Much like food banks, the need for school breakfast programs in the Cowichan Valley is troubling.
These programs, again like food banks, have become indispensable at many schools in Cowichan. They help to level the playing field at least a little for the kids whose parents can’t afford to feed them their first meal of the day at home.
School breakfast programs have expanded since their beginnings to serve more than just low-income children, of course, but there is no denying the drive behind their start-up.
They’re vital because we know unequivocally that children who are going hungry are not able to learn as well as kids who’ve had a nutritious breakfast.
Sadly, some of these same kids will also not go home to a supper to fill their bellies.
This is the reality of child poverty, right here in our communities.
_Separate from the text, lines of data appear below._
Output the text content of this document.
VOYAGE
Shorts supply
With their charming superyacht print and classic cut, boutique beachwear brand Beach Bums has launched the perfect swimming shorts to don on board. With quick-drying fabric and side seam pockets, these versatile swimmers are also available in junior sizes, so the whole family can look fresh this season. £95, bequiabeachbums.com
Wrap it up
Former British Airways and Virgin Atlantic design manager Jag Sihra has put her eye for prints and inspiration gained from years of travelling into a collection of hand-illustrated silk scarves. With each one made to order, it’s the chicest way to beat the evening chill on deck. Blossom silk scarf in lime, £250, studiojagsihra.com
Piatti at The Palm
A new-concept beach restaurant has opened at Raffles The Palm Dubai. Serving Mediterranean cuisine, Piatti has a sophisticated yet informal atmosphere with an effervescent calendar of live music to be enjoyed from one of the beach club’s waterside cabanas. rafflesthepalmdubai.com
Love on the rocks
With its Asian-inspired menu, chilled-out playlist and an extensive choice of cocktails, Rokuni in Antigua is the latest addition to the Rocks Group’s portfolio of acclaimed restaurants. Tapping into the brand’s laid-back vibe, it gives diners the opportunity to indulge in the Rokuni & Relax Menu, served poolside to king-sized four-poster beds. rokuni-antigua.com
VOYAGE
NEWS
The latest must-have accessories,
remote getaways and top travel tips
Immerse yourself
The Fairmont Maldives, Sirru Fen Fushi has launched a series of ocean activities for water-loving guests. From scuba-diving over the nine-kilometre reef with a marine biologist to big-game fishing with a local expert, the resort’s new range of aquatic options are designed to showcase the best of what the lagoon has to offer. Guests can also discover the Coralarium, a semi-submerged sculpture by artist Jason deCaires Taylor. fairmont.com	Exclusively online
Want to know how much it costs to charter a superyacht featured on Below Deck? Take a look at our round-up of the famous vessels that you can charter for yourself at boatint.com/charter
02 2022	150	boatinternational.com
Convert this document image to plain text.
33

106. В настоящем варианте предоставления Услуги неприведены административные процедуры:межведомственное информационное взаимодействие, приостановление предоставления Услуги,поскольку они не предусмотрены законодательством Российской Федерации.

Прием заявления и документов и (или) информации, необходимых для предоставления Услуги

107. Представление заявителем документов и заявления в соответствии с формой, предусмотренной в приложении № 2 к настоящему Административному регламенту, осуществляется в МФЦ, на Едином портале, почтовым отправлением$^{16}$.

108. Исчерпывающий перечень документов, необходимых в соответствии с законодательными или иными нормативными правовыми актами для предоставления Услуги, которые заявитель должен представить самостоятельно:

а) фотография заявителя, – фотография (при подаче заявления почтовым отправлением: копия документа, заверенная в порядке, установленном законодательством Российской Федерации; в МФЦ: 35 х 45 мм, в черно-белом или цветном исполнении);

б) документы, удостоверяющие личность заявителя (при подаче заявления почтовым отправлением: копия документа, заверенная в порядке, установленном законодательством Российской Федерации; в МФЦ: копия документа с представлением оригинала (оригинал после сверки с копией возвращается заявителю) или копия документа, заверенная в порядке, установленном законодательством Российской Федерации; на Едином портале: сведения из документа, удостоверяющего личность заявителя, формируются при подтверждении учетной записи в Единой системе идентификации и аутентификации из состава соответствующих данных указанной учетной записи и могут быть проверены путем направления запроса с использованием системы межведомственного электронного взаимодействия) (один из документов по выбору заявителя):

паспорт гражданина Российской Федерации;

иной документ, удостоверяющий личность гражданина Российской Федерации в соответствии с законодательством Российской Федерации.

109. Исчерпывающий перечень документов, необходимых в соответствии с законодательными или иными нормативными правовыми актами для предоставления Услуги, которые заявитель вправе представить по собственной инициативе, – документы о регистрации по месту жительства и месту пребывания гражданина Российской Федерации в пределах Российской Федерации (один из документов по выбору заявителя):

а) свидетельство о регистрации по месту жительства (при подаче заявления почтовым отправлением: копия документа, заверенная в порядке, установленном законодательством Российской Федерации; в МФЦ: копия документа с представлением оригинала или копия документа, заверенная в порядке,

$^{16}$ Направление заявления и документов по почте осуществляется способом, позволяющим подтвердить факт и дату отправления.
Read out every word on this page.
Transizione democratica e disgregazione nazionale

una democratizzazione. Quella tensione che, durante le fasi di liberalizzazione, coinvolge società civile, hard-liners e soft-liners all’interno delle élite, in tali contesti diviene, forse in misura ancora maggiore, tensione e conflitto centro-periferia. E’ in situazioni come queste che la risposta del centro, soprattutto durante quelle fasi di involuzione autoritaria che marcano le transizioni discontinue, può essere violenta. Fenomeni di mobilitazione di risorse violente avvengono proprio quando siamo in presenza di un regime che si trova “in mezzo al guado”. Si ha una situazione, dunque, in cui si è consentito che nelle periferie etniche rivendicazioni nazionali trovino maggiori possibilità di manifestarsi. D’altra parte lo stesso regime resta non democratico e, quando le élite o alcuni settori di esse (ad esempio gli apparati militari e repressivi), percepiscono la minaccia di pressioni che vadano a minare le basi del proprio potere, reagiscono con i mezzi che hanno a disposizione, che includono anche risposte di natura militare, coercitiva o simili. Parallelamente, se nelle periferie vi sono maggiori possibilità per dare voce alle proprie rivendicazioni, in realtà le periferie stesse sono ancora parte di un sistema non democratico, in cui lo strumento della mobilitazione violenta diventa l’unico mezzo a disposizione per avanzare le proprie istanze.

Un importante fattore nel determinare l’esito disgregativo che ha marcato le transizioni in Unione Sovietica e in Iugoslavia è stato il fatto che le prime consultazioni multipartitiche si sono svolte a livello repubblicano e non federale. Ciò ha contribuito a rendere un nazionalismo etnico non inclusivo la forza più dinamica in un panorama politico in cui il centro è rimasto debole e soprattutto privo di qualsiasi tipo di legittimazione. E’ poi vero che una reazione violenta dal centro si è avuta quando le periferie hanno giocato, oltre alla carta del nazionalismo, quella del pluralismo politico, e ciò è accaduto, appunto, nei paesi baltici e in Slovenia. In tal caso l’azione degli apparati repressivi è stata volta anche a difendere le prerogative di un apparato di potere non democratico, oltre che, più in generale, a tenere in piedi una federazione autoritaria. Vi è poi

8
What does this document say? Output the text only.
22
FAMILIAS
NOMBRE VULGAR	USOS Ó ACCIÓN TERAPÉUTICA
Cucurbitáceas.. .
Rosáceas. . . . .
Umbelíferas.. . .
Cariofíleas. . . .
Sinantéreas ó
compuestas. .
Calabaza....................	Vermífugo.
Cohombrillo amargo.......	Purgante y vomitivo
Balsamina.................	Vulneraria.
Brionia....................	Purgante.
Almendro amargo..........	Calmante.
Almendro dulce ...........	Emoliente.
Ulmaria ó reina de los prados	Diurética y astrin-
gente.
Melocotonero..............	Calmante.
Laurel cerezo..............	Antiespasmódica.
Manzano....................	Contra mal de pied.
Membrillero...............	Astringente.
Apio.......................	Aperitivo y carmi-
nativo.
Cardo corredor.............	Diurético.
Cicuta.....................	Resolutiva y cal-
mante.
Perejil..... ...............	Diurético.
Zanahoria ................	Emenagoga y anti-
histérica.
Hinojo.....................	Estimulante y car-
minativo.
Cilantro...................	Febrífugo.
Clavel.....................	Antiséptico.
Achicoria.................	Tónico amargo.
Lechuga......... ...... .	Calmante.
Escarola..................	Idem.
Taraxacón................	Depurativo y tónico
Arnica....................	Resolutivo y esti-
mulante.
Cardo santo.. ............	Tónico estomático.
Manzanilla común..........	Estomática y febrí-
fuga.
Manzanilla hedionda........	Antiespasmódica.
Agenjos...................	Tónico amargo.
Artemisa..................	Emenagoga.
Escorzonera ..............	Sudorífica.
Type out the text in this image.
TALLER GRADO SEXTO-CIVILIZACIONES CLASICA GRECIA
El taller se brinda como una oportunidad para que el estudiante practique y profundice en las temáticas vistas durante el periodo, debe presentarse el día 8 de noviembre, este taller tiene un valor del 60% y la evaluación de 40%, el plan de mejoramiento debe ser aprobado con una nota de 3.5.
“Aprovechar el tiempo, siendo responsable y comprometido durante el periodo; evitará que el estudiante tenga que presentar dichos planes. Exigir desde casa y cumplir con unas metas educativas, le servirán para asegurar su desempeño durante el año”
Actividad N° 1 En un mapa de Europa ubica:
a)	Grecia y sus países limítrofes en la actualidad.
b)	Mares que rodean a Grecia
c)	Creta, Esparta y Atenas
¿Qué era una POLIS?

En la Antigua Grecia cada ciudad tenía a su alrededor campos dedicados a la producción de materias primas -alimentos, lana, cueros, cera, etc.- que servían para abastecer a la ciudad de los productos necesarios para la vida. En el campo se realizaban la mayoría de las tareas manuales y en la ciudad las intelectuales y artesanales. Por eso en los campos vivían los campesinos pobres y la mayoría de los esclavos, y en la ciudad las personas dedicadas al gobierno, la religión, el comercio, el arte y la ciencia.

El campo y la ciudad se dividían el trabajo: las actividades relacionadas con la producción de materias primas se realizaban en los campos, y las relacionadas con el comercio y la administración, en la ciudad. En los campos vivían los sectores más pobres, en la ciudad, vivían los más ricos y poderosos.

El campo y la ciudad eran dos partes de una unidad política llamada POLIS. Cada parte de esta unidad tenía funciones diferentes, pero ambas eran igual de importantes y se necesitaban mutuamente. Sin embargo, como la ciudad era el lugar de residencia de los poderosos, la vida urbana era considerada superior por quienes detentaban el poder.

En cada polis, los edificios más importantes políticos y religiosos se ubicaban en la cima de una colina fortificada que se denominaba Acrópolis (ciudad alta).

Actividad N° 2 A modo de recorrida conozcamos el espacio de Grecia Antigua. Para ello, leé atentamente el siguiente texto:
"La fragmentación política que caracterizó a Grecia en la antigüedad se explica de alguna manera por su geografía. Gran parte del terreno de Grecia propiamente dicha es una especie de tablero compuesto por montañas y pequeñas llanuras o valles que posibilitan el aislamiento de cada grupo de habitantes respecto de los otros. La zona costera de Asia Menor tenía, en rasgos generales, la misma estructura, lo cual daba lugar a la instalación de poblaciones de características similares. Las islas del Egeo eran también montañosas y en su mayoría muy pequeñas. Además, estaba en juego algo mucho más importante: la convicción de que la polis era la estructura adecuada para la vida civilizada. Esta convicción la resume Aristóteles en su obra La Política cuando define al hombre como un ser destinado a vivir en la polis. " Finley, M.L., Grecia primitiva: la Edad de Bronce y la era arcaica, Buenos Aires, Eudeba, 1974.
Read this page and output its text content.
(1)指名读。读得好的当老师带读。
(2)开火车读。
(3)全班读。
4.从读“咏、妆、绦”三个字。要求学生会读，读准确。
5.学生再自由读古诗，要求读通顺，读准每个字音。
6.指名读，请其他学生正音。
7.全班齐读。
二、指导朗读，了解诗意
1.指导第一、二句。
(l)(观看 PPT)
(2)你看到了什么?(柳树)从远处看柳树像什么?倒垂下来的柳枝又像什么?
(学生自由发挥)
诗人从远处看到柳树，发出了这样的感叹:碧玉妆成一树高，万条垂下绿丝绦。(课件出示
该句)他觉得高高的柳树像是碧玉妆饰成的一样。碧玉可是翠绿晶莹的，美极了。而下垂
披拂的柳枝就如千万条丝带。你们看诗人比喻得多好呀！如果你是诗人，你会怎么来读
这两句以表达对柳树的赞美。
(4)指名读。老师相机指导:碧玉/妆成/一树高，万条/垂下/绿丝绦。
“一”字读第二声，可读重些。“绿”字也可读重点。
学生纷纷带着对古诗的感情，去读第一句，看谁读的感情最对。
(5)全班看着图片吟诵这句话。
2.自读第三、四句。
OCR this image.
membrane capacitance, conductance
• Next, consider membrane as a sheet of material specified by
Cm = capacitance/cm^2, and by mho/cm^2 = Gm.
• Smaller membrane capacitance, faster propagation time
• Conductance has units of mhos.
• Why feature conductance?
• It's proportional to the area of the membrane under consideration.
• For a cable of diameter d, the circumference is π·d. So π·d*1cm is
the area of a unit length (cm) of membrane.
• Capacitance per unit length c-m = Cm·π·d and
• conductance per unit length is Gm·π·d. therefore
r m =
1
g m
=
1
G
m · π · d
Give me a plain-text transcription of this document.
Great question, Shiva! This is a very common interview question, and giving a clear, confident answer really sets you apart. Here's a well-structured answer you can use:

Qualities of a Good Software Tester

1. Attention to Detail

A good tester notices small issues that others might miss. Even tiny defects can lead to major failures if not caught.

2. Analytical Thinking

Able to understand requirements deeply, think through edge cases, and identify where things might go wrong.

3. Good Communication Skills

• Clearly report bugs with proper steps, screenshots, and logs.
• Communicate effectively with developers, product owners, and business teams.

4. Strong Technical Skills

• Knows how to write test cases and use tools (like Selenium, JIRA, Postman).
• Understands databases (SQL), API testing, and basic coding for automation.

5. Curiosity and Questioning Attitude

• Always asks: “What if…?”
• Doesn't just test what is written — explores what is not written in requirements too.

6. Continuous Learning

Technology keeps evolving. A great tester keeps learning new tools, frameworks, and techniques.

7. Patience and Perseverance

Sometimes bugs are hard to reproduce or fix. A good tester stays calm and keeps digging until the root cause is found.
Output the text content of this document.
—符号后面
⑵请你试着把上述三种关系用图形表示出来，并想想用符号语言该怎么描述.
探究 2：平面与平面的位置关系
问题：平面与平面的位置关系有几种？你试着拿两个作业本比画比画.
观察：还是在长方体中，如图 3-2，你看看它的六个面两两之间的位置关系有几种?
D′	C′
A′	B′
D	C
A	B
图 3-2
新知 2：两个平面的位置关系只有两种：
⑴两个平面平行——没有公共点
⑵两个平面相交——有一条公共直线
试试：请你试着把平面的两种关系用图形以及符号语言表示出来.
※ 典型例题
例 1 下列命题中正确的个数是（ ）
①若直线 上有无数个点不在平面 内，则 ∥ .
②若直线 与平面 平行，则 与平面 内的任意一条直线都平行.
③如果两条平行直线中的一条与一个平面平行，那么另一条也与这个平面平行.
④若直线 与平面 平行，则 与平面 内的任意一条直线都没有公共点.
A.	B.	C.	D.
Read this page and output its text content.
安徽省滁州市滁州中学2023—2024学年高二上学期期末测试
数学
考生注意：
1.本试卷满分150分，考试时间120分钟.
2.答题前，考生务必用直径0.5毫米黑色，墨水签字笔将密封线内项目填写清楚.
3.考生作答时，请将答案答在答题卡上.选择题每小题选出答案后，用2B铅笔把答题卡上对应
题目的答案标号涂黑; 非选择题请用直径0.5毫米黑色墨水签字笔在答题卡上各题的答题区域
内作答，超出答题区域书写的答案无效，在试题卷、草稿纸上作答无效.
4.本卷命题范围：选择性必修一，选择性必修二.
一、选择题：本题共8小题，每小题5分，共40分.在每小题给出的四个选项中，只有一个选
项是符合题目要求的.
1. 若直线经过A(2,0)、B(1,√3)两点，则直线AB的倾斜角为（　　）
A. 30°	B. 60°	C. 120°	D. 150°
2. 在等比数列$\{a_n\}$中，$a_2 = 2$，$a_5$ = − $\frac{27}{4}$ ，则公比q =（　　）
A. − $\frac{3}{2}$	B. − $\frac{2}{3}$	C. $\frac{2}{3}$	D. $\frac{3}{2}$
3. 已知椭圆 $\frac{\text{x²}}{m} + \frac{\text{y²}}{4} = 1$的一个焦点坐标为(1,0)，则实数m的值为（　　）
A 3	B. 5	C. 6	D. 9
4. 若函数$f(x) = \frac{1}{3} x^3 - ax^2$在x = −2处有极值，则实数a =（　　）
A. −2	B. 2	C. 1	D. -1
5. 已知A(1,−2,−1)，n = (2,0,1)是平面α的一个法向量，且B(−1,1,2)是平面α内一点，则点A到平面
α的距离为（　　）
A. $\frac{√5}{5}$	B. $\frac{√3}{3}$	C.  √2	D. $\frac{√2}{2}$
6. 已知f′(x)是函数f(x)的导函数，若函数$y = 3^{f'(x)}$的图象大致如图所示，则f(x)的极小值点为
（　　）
The child poverty report card for 2014 released in November by First Call B.C. Child and Youth Advocacy Coalition had B.C. move up in the rankings of how many children are living in poverty among Canadian
provinces and territories. But those numbers were skewed last year by the federal Conservative government’s cancelling of the long-form census, whose data the Coalition has normally used to calculate their findings.
B.C. was the worst province in the country just one year earlier.
One in five children in the province are living below the poverty line.
Food Banks Canada has calculated that more than one-third of food bank users country-wide are children. The total number of food bank users in Canada according to HungerCount 2014
was almost 900,000.
Food banks were conceived as a temporary measure, with the first one opening in 1981. That is within the lifetimes of many of us. They have all-too-quickly moved from temporary measure to badly-needed institution in just about every community of any size in this country.
While it’s great that we have people in our communities who are so generous with their time, money, and expertise, and who care enough to make sure that none of our kids are going to class hungry in the morning, it is an indictment of us as a
society that these programs are so desperately needed; a need that is proliferating instead of decreasing.
While the work food banks and breakfast programs are doing is exceptional, we must dig deeper than putting aside a few tins for donation. We must dig into the root causes of the poverty that necessitates their existence, and do something about that.
A man who was one of the founders of a food bank in Nova Scotia once said he hoped every year that they’d be able to shut their doors. Now that’s a hope worth pursuing.